Personal information
- Born: 11 May 1971 (age 54)
- Height: 177 cm (5 ft 10 in)
- Weight: 95 kg (14 st 13 lb)

Playing information
- Position: Hooker, Lock
Club
| Years | Team | Pld | T | G | FG | P |
| 1994–96 | Counties Manukau | 73 | 23 | 0 | 0 | 92 |
Representative
| Years | Team | Pld | T | G | FG | P |
| 1992–2000 | Tonga | 3 | 0 | 0 | 0 | 0 |
- Source:
- Relatives: George Mann (brother) Duane Mann (cousin) Don Mann (uncle)

= Esau Mann =

Tonga international rugby league footballer

Esau Mann (born 11 May 1971) is a Tongan former professional rugby league footballer who represented Tonga at the 2000 World Cup. He is a cousin and brother of fellow internationals Duane and George Mann.

==Playing career==
With the launch of the Lion Red Cup in 1994 Mann joined the Counties Manukau Heroes. He was part of the side that lost the 1994 Lion Red Cup grand final. Mann played in 73 Lion Red Cup matches over the three seasons of the competition, a record.

With the demise of the competition in 1997 Mann joined the Mangere East Hawks.

Mann also had a stint with the Narrandera Lizards in Group 20 Rugby League.
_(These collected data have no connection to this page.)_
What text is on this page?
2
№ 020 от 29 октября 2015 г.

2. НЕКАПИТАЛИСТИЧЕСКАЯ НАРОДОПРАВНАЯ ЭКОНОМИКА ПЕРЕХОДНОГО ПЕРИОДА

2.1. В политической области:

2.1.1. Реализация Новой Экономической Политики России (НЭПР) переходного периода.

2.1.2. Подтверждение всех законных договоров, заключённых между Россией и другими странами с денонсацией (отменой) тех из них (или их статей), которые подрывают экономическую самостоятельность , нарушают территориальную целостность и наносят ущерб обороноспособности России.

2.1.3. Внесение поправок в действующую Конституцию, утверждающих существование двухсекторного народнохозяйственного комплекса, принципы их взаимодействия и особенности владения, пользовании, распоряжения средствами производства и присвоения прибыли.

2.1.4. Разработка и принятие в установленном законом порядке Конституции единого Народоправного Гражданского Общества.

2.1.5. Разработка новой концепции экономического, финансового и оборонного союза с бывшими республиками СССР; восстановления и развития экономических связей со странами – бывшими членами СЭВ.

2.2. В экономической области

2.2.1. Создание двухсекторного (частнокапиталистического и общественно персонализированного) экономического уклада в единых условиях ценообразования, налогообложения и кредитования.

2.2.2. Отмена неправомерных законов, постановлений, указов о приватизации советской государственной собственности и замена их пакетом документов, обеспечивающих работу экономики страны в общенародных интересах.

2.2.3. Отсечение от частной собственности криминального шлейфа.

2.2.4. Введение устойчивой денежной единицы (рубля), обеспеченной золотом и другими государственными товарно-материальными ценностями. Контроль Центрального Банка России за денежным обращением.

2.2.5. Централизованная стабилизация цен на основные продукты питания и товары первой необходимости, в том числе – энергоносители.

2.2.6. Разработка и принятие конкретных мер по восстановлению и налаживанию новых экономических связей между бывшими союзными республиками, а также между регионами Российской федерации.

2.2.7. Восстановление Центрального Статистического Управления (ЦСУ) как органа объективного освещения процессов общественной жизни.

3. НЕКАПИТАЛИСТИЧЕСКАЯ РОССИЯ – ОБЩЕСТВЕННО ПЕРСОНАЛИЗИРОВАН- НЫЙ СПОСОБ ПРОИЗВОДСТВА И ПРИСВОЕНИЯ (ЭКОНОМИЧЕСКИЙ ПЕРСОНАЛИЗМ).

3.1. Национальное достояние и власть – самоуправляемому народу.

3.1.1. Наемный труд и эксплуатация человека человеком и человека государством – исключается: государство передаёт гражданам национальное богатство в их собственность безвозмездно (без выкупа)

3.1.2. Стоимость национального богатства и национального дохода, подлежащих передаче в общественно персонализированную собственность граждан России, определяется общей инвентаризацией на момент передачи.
In 1999 Mann played for Auckland South in the national provincial championship.

With the inaugural season of the Bartercard Cup in 2000, Mann joined the Otahuhu Leopards who lost the grand final.

Mann then spent 2001 in the Canberra Cup competition, playing for the West Belconnen Warriors.

==Representative career==
Mann played for Tonga for over eight years, including at the 1992 Pacific Cup and at the 2000 World Cup.

Mann captained the New Zealand Residents in 2000.